Support Questions

Find answers, ask questions, and share your expertise

NIFI 1.4.0 gets unresponsive after heavy load

New Contributor

We have 2 clusters (6 instances each one) running with NIFI 1.1.2 + JDK 8u121 + Linux CentOS

The traffic get divided between those 2 clusters:

1. TPS: 2700 - EAST cluster

2. TPS: 980. - WEST cluster

We have tried to migrate to NIFI 1.2.0, 1.3.0, and 1.4.0, but the cluster with higher TPS (EAST) got stuck after 4 hours of intensive traffic.

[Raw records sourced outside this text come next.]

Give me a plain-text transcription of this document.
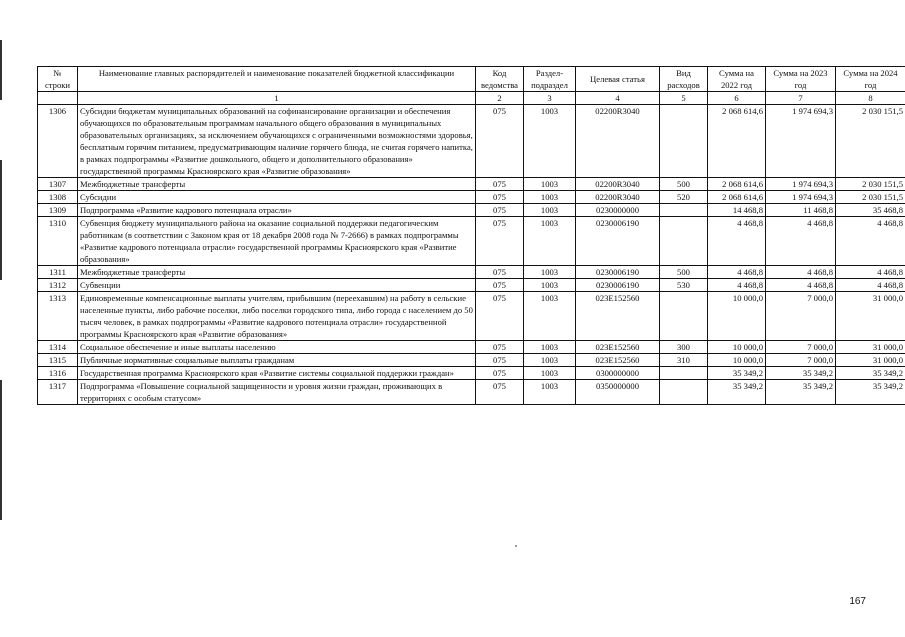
№ строки	Наименование главных распорядителей и наименование показателей бюджетной классификации	Код ведомства	Раздел-подраздел	Целевая статья	Вид расходов	Сумма на 2022 год	Сумма на 2023 год	Сумма на 2024 год
	1	2	3	4	5	6	7	8
1306	Субсидии бюджетам муниципальных образований на софинансирование организации и обеспечения обучающихся по образовательным программам начального общего образования в муниципальных образовательных организациях, за исключением обучающихся с ограниченными возможностями здоровья, бесплатным горячим питанием, предусматривающим наличие горячего блюда, не считая горячего напитка, в рамках подпрограммы «Развитие дошкольного, общего и дополнительного образования» государственной программы Красноярского края «Развитие образования»	075	1003	02200R3040		2 068 614,6	1 974 694,3	2 030 151,5
1307	Межбюджетные трансферты	075	1003	02200R3040	500	2 068 614,6	1 974 694,3	2 030 151,5
1308	Субсидии	075	1003	02200R3040	520	2 068 614,6	1 974 694,3	2 030 151,5
1309	Подпрограмма «Развитие кадрового потенциала отрасли»	075	1003	0230000000		14 468,8	11 468,8	35 468,8
1310	Субвенция бюджету муниципального района на оказание социальной поддержки педагогическим работникам (в соответствии с Законом края от 18 декабря 2008 года № 7-2666) в рамках подпрограммы «Развитие кадрового потенциала отрасли» государственной программы Красноярского края «Развитие образования»	075	1003	0230006190		4 468,8	4 468,8	4 468,8
1311	Межбюджетные трансферты	075	1003	0230006190	500	4 468,8	4 468,8	4 468,8
1312	Субвенции	075	1003	0230006190	530	4 468,8	4 468,8	4 468,8
1313	Единовременные компенсационные выплаты учителям, прибывшим (переехавшим) на работу в сельские населенные пункты, либо рабочие поселки, либо поселки городского типа, либо города с населением до 50 тысяч человек, в рамках подпрограммы «Развитие кадрового потенциала отрасли» государственной программы Красноярского края «Развитие образования»	075	1003	023E152560		10 000,0	7 000,0	31 000,0
1314	Социальное обеспечение и иные выплаты населению	075	1003	023E152560	300	10 000,0	7 000,0	31 000,0
1315	Публичные нормативные социальные выплаты гражданам	075	1003	023E152560	310	10 000,0	7 000,0	31 000,0
1316	Государственная программа Красноярского края «Развитие системы социальной поддержки граждан»	075	1003	0300000000		35 349,2	35 349,2	35 349,2
1317	Подпрограмма «Повышение социальной защищенности и уровня жизни граждан, проживающих в территориях с особым статусом»	075	1003	0350000000		35 349,2	35 349,2	35 349,2
167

Also its web console got unresponsive.

I've tried many things to fix this thing, but only thing I got was to increase the time from 4 to 6 hours before it fails

Our current instances are running on AWS and each EC2 instances has 8 cpus (c5.2xlarge), and 16GB RAM.

I've tried to use  c5.4xlarge (it doubles the cpu and ram), but I got the same outcome.

I don't have a clue to figure it out what the issue is.  Also I have a Datadog dashboard to track some java head metrics but everything looks normal.

What should I do to find why those new better instances are failing? is it memory or disk space or threads got stuck? Why an old NIFI  cluster conf works better than a new NIFI?

Hope you can help me with this. 





You would need to do a few things to monitor the performance.  These include:

  1. Watching the nifi logs on all nodes during times of issues.  This also includes going back and opening the files and searching for ERRORS.
  2. Watching the nodes during times of issues.  Looking at "top", looking at ambari metrics for ram/cpu/, garbage collection, etc
  3. Check your NiFi min/max ram.  Compare these values with system resource and tune higher.
  4. Tune nifi UI for min/max threads.
  5. Watch garbage collection and tune.
  6. Consider upgrading to 1.9 + to make most out of increased functionality with node to node and clustering capabilities. Upgrading version will not address 1-5, so sort them first.